Soyons clairs, je n’ai rien contre les éditeurs. Mais pourquoi irais-je leur proposer des projets alors que je connais le métier sur le bout des doigts ? Après toutes ces années passées à gérer des gammes, et pas des moindres, je devrais en théorie arriver à sortir des jeux par moi même. Et c’est là tout l’intérêt. J’ai une vision assez claire de ce que je souhaite faire, et je n’ai pas envie de me contraindre à un format, une pagination, juste parce que « ça rentre dans les cases ». Si j’ai envie de publier un jeu minimaliste, qui ne fasse pas des centaines de pages, et sans suivi de gamme car il se suffit à lui même, je peux le faire. Si j’ai envie d’utiliser un jeu de mikado pour un gamedesign, libre à moi. Bref, être son propre éditeur, ça a un certain nombre d’avantages.

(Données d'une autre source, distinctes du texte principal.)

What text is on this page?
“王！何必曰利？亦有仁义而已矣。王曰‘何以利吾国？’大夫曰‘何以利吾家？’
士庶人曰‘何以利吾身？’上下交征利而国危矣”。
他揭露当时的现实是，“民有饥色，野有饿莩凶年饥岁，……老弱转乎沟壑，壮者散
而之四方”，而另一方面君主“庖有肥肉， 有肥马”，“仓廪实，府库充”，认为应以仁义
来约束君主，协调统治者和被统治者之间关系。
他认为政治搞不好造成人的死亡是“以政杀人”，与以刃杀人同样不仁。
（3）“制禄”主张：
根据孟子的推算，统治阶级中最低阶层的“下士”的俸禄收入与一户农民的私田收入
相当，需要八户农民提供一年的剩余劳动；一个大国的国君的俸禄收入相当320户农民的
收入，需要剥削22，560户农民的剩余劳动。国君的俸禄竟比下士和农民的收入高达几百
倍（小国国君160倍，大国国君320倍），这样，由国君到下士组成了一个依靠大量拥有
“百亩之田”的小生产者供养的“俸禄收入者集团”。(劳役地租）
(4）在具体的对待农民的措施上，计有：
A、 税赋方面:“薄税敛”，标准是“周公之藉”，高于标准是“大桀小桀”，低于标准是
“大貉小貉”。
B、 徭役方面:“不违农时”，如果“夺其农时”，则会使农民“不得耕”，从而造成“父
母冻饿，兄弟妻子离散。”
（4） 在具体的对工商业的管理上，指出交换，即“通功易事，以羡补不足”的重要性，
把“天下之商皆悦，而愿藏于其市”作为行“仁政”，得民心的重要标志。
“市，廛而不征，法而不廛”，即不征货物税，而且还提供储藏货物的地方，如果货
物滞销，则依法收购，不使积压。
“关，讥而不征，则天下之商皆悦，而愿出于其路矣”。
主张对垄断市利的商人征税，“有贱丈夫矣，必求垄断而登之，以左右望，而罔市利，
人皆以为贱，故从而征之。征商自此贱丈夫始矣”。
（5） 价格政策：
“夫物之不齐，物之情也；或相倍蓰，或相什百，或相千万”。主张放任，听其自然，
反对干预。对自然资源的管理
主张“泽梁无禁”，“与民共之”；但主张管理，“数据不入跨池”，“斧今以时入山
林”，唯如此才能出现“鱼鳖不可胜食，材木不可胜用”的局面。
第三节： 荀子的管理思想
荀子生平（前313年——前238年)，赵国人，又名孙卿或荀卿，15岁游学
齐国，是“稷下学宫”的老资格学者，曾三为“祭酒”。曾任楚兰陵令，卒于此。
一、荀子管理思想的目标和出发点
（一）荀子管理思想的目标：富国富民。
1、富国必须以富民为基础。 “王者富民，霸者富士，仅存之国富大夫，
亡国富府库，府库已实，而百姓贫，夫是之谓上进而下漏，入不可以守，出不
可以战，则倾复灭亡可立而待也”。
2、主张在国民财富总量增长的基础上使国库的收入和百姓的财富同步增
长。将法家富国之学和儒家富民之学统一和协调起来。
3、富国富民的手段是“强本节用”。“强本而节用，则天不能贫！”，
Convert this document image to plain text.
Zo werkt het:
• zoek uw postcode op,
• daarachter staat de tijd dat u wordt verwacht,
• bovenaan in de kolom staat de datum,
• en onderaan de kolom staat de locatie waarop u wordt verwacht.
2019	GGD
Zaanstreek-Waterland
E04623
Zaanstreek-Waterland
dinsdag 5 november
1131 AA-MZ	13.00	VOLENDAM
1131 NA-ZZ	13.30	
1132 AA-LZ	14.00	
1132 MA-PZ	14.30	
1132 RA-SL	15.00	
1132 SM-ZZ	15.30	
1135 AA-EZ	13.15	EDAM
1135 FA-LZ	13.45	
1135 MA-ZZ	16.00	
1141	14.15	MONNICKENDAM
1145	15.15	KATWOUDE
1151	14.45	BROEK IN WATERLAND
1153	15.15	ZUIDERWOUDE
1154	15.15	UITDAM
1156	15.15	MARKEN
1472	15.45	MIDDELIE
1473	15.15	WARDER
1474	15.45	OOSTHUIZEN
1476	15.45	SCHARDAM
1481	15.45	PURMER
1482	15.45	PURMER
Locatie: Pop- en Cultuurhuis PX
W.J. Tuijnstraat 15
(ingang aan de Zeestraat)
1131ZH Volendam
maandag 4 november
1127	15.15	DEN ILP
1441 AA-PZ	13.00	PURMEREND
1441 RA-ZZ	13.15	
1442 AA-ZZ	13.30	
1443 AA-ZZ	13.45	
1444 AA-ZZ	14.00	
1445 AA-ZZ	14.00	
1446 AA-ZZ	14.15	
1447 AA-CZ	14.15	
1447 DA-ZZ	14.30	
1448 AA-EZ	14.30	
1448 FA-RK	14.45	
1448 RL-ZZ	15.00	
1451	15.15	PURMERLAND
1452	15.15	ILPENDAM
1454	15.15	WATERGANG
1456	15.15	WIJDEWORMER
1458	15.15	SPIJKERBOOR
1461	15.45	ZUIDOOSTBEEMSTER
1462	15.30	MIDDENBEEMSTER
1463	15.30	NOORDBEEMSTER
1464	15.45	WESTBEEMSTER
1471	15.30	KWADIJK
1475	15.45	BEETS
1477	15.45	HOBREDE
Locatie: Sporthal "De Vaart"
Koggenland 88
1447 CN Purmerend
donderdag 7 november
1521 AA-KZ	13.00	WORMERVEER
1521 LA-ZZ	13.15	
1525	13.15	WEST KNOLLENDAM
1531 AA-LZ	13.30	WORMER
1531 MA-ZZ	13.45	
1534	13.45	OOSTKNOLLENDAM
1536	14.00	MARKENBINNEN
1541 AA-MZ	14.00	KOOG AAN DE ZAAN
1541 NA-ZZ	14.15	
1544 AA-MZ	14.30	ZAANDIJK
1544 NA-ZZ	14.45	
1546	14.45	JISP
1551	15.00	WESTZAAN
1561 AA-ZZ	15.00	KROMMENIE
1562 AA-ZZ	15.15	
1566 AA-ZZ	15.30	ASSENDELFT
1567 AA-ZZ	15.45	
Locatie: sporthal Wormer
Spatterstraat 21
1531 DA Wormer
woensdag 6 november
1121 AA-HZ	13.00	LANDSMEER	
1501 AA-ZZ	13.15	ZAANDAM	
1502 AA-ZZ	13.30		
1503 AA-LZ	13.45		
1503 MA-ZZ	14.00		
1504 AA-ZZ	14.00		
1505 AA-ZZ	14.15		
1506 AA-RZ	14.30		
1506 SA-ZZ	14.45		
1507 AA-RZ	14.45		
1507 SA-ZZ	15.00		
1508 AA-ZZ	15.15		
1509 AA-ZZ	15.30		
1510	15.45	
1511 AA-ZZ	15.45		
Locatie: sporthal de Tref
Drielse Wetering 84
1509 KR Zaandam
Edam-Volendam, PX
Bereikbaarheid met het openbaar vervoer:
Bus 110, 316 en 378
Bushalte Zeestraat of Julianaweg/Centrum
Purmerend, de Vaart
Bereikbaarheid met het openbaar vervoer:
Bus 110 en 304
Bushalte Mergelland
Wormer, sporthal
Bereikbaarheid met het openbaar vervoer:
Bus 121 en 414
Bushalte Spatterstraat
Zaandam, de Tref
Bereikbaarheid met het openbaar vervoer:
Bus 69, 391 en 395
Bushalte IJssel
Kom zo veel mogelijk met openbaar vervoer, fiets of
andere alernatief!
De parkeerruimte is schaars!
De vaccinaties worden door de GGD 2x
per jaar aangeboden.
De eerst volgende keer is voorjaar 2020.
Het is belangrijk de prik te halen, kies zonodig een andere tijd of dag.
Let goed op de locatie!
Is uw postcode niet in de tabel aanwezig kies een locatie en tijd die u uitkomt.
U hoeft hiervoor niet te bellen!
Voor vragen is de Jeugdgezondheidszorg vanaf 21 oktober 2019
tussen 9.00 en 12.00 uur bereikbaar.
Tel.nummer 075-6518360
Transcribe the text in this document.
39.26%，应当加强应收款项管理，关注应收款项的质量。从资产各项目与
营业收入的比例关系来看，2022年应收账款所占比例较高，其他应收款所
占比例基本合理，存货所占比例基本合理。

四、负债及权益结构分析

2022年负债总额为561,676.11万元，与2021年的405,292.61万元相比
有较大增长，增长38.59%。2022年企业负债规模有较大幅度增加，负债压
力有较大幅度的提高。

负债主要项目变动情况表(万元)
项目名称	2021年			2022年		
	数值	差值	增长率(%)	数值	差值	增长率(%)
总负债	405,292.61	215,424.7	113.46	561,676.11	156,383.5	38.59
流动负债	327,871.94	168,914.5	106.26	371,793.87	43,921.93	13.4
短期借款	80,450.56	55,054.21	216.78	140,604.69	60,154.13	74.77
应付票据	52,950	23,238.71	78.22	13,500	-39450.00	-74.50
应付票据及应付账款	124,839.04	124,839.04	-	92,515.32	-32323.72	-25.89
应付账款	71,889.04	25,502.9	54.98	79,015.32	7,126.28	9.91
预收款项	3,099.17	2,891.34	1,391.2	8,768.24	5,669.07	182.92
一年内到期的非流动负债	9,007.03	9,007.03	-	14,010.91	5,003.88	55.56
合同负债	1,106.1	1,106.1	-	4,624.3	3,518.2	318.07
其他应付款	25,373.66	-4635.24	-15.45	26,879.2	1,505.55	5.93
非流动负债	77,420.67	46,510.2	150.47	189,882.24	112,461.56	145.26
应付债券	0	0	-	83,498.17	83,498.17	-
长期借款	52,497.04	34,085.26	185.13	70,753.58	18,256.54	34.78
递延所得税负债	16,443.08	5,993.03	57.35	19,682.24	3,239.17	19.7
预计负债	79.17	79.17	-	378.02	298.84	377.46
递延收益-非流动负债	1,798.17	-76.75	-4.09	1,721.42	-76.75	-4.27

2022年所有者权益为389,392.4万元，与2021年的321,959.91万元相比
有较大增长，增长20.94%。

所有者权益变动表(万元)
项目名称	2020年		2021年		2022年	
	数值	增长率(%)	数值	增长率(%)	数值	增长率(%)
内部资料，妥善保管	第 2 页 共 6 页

Quant aux financements participatifs, je les connais bien également. Et je n’ai rien contre eux, bien au contraire. Mais ne comptez pas sur moi pour proposer des versions collector en peau de bouquetin, accompagné de fanfreluches inutiles, juste pour faire un score sur une plateforme. Je n’exclus pas de faire des crowdfunding, mais ce sera pour proposer une version imprimée, avec du matos ludique, et à un tarif raisonnable. Cela permettrait aussi de fournir les boutiques avec des exemplaires que je n’aurais pas le moyen de financier autrement.

8. Oh, arrêtez tout ! Je viens de voir que tes jeux seraient « en prix libre ». Genre 0 euro, quoi. Là, t’as carrément craqué, on est d’accord ?

Tu as bien lu, oui. Tous ne seront pas à Zero euros, comme c’est déjà le cas pour Dino Soldiers. Il y a un prix minium, un prix conseillé, et chacun est libre de mettre une somme comprise entre le minimum et l’infini. En fait, comme sur itch.io. Mon boulot te plaît, tu as envie de léguer ta fortune familiale pour m’encourager à en faire d’autres, bah… be my guest.

Après, bien sûr, pour les versions imprimées, que ce soit en PoD ou via un crowdfunding, il y aura forcément un prix défini, ne serait-ce parce qu’en France il y a la loi qui encadre les livres, et qu’on n’a pas non plus le droit de vendre à perte. Mais pour la version numérique, là, je peux me permettre de rendre accessibles mes jeux aussi bien aux riches nantis qu’à l’humble mangeur de pâtes sans sauce… Et ça, c’est plutôt cool.

Un autre aspect qui me plaît énormément dans la publication numérique, c’est que cela permet des retours de la part des joueurs. Rectifier les coquilles, améliorer, sans avoir à réimprimer. Juste à mettre à jour l’archive disponible.

9. Surprise. Dans les projets annoncés, il n’y a rien autour de Cthulhu. Une petite lassitude peut-être ?

Je pense en effet avoir une certaine lassitude. Le tentacule, c’est bien, mais à force, on a envie de changement. J’adore l’univers de Lovecraft. Je le connais très bien. Mais peut-être en ai-je fait une indigestion. Après, j’y reviendrais un de ces jours. Mais si c’est le cas, et je dis bien si, ce sera forcément avec une approche très différente.

Et puis il y a tellement d’autres choses explorer, créer. Pourquoi se cantonner à une recette connue et « safe » ? Je préfère prendre des risques et m’aventurer en dehors des boulevards au bitume bien lisse.